If you have or work with people with trauma, the consent needs to be ongoing. It’s okay to want to be touched one day, and say no the next. The control and feeling of security trumps what you’re trying to do. If a person does not feel safe in their yoga class, they won’t be following along with the meditation or pose or whatever you’re trying to do.

Eye-closing is another one. I have had instructors tell me to close my eyes, and I have decided not to. Sometimes, they seem to get pushy. This pushy behavior is extremely detrimental and triggering, and I’ve stopped going to certain instructors and studios if their approach is too pushy.

Feeling an "authority figure" present

This does exist in the yoga community—the idea that you must follow your instructor no matter what they say. There’s something there that I don’t agree with or participate in. My yoga journey is about discovering myself and unearthing my trauma, and this involves boundary-setting.

As a person with trauma, the strict idea that I must do whatever my instructor says calls me back to how trapped I feel in my abusive relationship. I do not agree with this approach. If I have to leave, I will leave. I do not do it to be disruptive, but to prove to myself that I am not trapped, and that I am safe and free.

Having a protocol in class is always a good sign...I do not agree with classes that demand you not leave.

Unexpected Meditations

I feel yoga instructors must divulge the point of their meditations first. I have been on a meditation journey more than one where the end restored some lost memory that I did not was restored in that moment.

Unexpected meditations can be very psychologically damaging. They can throw me off for a whole week or more.

I am hesitant to do any meditation if I don’t know what it is or what it’s for. I usually listen to the instructions and then do the meditation on my own time, if I feel like it. Or, perhaps, with another person.

Fast breathing

When an exercise calls for fast breathing, I opt out. Fast breathing raises my anxiety and quickly puts me into a state I need to claw myself out of with calm breathing. Now, I opt out of the fire breathing. Perhaps someday I can explore this aspect, but it’s not yet safe for me. Restorative, relaxing yoga is what I need at the moment.

Inversions, back bends, and other poses that can trigger attacks

Just like certain poses release stress and anxiety, other poses can trigger those emotions.

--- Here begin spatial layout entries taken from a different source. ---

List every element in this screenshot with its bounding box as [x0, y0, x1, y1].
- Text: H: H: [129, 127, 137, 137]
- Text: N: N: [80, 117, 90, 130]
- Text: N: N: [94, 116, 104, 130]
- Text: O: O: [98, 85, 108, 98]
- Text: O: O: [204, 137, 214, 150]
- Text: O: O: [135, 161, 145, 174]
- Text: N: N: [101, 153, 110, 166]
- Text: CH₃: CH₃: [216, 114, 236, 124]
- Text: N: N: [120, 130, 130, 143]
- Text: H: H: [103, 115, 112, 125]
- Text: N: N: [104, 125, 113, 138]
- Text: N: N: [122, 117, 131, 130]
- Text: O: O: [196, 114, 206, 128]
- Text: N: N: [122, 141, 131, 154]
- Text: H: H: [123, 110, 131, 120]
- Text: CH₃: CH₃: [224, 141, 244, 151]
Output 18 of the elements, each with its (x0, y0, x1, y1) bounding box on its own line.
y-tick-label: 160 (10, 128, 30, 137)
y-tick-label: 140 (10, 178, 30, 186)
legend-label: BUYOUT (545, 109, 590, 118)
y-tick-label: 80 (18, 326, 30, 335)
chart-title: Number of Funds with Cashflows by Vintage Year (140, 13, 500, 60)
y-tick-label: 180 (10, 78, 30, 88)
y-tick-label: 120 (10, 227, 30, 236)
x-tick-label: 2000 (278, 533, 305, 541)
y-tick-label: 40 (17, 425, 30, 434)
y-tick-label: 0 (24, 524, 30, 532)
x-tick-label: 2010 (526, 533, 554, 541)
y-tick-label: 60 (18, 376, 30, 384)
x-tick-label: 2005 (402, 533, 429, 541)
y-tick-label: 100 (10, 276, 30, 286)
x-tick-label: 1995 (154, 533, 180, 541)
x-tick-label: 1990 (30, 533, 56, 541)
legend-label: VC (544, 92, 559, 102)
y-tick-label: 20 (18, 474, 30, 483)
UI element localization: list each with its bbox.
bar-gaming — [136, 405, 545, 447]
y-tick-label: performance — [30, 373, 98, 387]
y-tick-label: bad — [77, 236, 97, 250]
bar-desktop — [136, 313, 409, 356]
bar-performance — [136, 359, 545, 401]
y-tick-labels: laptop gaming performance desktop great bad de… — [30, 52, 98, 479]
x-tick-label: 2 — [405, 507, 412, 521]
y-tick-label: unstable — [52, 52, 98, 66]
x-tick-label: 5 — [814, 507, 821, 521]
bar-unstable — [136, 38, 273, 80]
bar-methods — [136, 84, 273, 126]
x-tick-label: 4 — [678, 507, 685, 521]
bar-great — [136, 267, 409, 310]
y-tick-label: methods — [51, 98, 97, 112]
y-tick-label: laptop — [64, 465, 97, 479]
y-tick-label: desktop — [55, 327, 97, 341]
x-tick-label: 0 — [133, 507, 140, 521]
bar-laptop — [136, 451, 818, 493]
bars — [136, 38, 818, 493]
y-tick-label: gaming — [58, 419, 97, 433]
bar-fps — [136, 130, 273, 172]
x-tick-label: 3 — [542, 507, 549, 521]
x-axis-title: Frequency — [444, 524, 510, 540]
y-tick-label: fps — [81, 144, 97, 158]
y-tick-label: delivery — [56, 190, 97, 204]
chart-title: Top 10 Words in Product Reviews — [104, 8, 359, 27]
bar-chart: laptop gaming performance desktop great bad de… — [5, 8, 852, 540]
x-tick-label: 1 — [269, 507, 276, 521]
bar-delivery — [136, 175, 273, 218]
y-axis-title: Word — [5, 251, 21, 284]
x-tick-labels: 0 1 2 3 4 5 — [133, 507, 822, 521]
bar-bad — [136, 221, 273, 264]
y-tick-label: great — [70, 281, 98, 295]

Some instructors act like they know you better than you know you, and I'm here to tell you that this is not true. If you know a particular pose will trigger you, you have every right not to do it, and not to go along with it. You can revisit the issue on your own time when you feel safe.

What is the right path?

An instructor is guiding you through your practice, but ultimately, it's your practice. You can take or leave whatever is being offered. If an instructor is too pushy, there will be others. There will be other practices, other studios, and other guides who will fit what you need.